Part II Part I of this two-part series described the cases in which an individual would be eligible for expungement and the effect of having one's record expunged. This Part II of the series is designed to provide an overview of the expungement process itself. Under Rhode Island law, a person seeking expungement must file a motion to expunge in the court in which the original conviction took place. A motion is a legal document filed with the court that asks the court to take some action or grant some form of relief. The motion will need to list the details of the case to be expunged, including the disposition of that case. If the file for the case involving the conviction is more than four or five years old and is no longer stored at the courthouse, it may be necessary to obtain a certified copy of the disposition in the case from the Judicial Records Center in Pawtucket (5 Hill StreetPawtucket; phone: 222-3249).
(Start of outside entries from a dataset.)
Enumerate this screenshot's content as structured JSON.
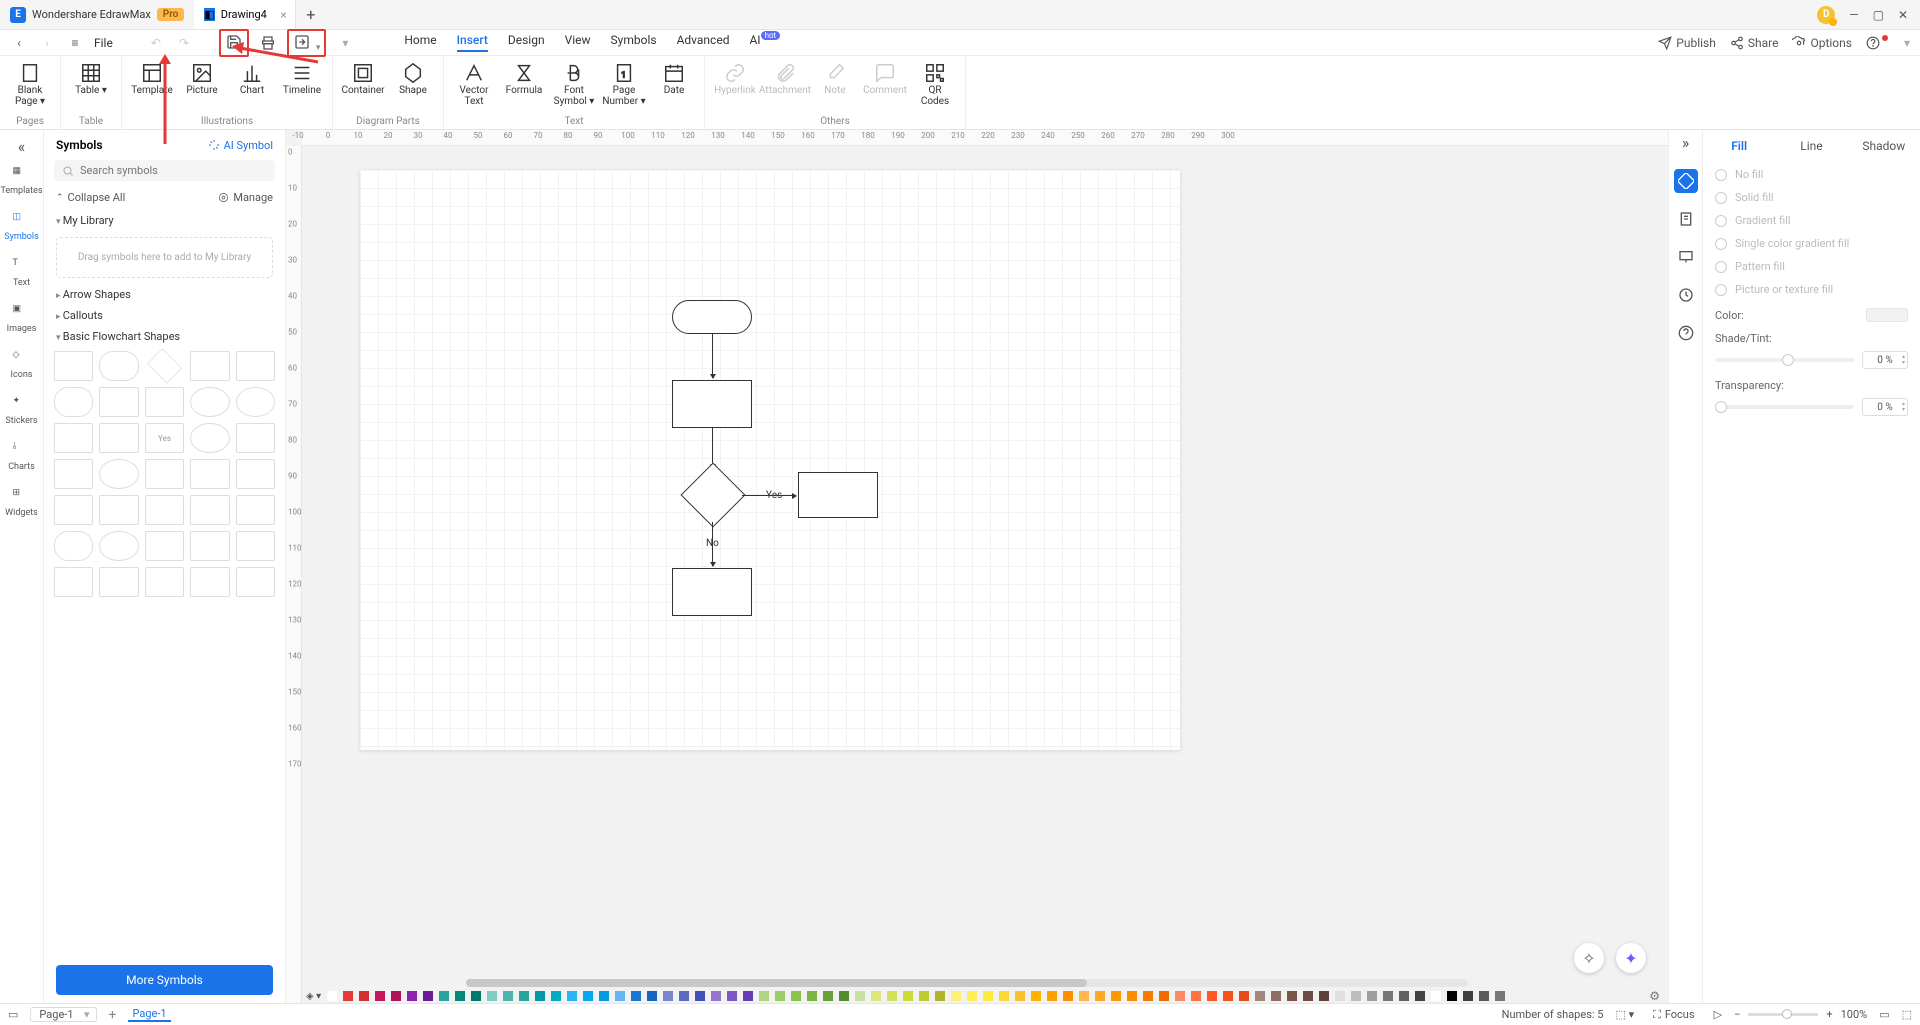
{
  "titlebar": {
    "app_name": "Wondershare EdrawMax",
    "pro_badge": "Pro",
    "doc_tab": "Drawing4",
    "avatar_initial": "D"
  },
  "menubar": {
    "file": "File",
    "tabs": [
      "Home",
      "Insert",
      "Design",
      "View",
      "Symbols",
      "Advanced",
      "AI"
    ],
    "active_tab_index": 1,
    "hot_badge": "hot",
    "right": {
      "publish": "Publish",
      "share": "Share",
      "options": "Options"
    }
  },
  "ribbon": {
    "groups": [
      {
        "label": "Pages",
        "items": [
          {
            "label": "Blank\nPage",
            "dd": true
          }
        ]
      },
      {
        "label": "Table",
        "items": [
          {
            "label": "Table",
            "dd": true
          }
        ]
      },
      {
        "label": "Illustrations",
        "items": [
          {
            "label": "Template"
          },
          {
            "label": "Picture"
          },
          {
            "label": "Chart"
          },
          {
            "label": "Timeline"
          }
        ]
      },
      {
        "label": "Diagram Parts",
        "items": [
          {
            "label": "Container"
          },
          {
            "label": "Shape"
          }
        ]
      },
      {
        "label": "Text",
        "items": [
          {
            "label": "Vector\nText"
          },
          {
            "label": "Formula"
          },
          {
            "label": "Font\nSymbol",
            "dd": true
          },
          {
            "label": "Page\nNumber",
            "dd": true
          },
          {
            "label": "Date"
          }
        ]
      },
      {
        "label": "Others",
        "items": [
          {
            "label": "Hyperlink",
            "disabled": true
          },
          {
            "label": "Attachment",
            "disabled": true
          },
          {
            "label": "Note",
            "disabled": true
          },
          {
            "label": "Comment",
            "disabled": true
          },
          {
            "label": "QR\nCodes"
          }
        ]
      }
    ]
  },
  "left_rail": {
    "items": [
      "Templates",
      "Symbols",
      "Text",
      "Images",
      "Icons",
      "Stickers",
      "Charts",
      "Widgets"
    ],
    "active_index": 1
  },
  "symbols_panel": {
    "title": "Symbols",
    "ai_symbol": "AI Symbol",
    "search_placeholder": "Search symbols",
    "collapse_all": "Collapse All",
    "manage": "Manage",
    "my_library": "My Library",
    "drop_hint": "Drag symbols here to add to My Library",
    "sections": [
      "Arrow Shapes",
      "Callouts",
      "Basic Flowchart Shapes"
    ],
    "more": "More Symbols"
  },
  "ruler_h": [
    "-10",
    "0",
    "10",
    "20",
    "30",
    "40",
    "50",
    "60",
    "70",
    "80",
    "90",
    "100",
    "110",
    "120",
    "130",
    "140",
    "150",
    "160",
    "170",
    "180",
    "190",
    "200",
    "210",
    "220",
    "230",
    "240",
    "250",
    "260",
    "270",
    "280",
    "290",
    "300"
  ],
  "ruler_v": [
    "0",
    "10",
    "20",
    "30",
    "40",
    "50",
    "60",
    "70",
    "80",
    "90",
    "100",
    "110",
    "120",
    "130",
    "140",
    "150",
    "160",
    "170"
  ],
  "canvas": {
    "labels": {
      "yes": "Yes",
      "no": "No"
    }
  },
  "right_rail_tabs": [
    "Fill",
    "Line",
    "Shadow"
  ],
  "right_rail_active": 0,
  "fill_panel": {
    "options": [
      "No fill",
      "Solid fill",
      "Gradient fill",
      "Single color gradient fill",
      "Pattern fill",
      "Picture or texture fill"
    ],
    "color_label": "Color:",
    "shade_label": "Shade/Tint:",
    "shade_value": "0 %",
    "transparency_label": "Transparency:",
    "transparency_value": "0 %"
  },
  "statusbar": {
    "page_selector": "Page-1",
    "page_tab": "Page-1",
    "shape_count": "Number of shapes: 5",
    "focus": "Focus",
    "zoom": "100%"
  },
  "palette": [
    "#ffffff",
    "#e53935",
    "#d32f2f",
    "#c2185b",
    "#ad1457",
    "#8e24aa",
    "#6a1b9a",
    "#26a69a",
    "#00897b",
    "#00796b",
    "#80cbc4",
    "#4db6ac",
    "#26a69a",
    "#0097a7",
    "#00acc1",
    "#29b6f6",
    "#03a9f4",
    "#039be5",
    "#64b5f6",
    "#1976d2",
    "#1565c0",
    "#7986cb",
    "#5c6bc0",
    "#3f51b5",
    "#9575cd",
    "#7e57c2",
    "#673ab7",
    "#aed581",
    "#9ccc65",
    "#8bc34a",
    "#7cb342",
    "#689f38",
    "#558b2f",
    "#c5e1a5",
    "#dce775",
    "#d4e157",
    "#cddc39",
    "#c0ca33",
    "#afb42b",
    "#fff176",
    "#ffee58",
    "#ffeb3b",
    "#fdd835",
    "#fbc02d",
    "#ffb300",
    "#ffa000",
    "#ff8f00",
    "#ffb74d",
    "#ffa726",
    "#ff9800",
    "#fb8c00",
    "#f57c00",
    "#ef6c00",
    "#ff8a65",
    "#ff7043",
    "#ff5722",
    "#f4511e",
    "#e64a19",
    "#a1887f",
    "#8d6e63",
    "#795548",
    "#6d4c41",
    "#5d4037",
    "#e0e0e0",
    "#bdbdbd",
    "#9e9e9e",
    "#757575",
    "#616161",
    "#424242",
    "#ffffff",
    "#000000",
    "#3e3e3e",
    "#5a5a5a",
    "#777777"
  ]
}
The Expungement Process: Wiping the Slate Clean
In most cases, the motion is prepared and signed by an attorney. However, for individuals who do not have an attorney, some courts offer a form which saysMotion to Expunge. The court clerk should have the form and be able to guide you in completing them. At the time the motion to expunge is filed, the party seeking expungement, known as the "petitioner," must get a hearing date for the motion to be heard by a judge. The clerk will help get the motion assigned to the court calendar. By law, a party must give the Attorney General's office and the police department that originally brought the charge notice of the hearing at least 10 days before the hearing is scheduled to take place. Notice is provided by sending them a copy of the motion to expunge. It may be best to send this material by registered mail or certified mail to insure they received the notification, or hand deliver it to the AG's office and the police department, if the mailing cost is an issue.
On the date of the hearing, the judge will consider "all relevant testimony and information." The judge has discretion to grant or deny the motion to expunge. However, the judge cannot grant the motion unless certain criteria are met. The burden is on the petitioner to demonstrate that he or she: (1) has not been convicted or arrested for any felony within the ten-year period (or five year period in the case of a misdemeanor) prior to the motion to expunge being filed; (2) is not the subject of any pending criminal proceedings; and (3) has exhibited good moral character in the period prior to seeking expungement. In addition, the judge must conclude that the petitioner has been sufficiently rehabilitated and that expungement serves the public interest.
If the judge grants the motion to expunge, he or she will sign and enter an order. An order is a legal document that reflects the judge's decision and usually directs that certain actions be taken. In the case of expungement, the order will direct that all records relating to the case that is expunged be removed from the public record. The petitioner should come to the hearing with a draft order ready for the judge to sign if the motion is granted. Once the judge signs the order, the petitioner must take it to the clerk's office and should obtain certified copies of the order. Those certified copies must be sent to the Bureau of Criminal Information, the Attorney General's office, the police department that originally brought the charges and any other law enforcement agency that has copies of the records in dispute. It may be prudent to keep a copy of the motion for one's self.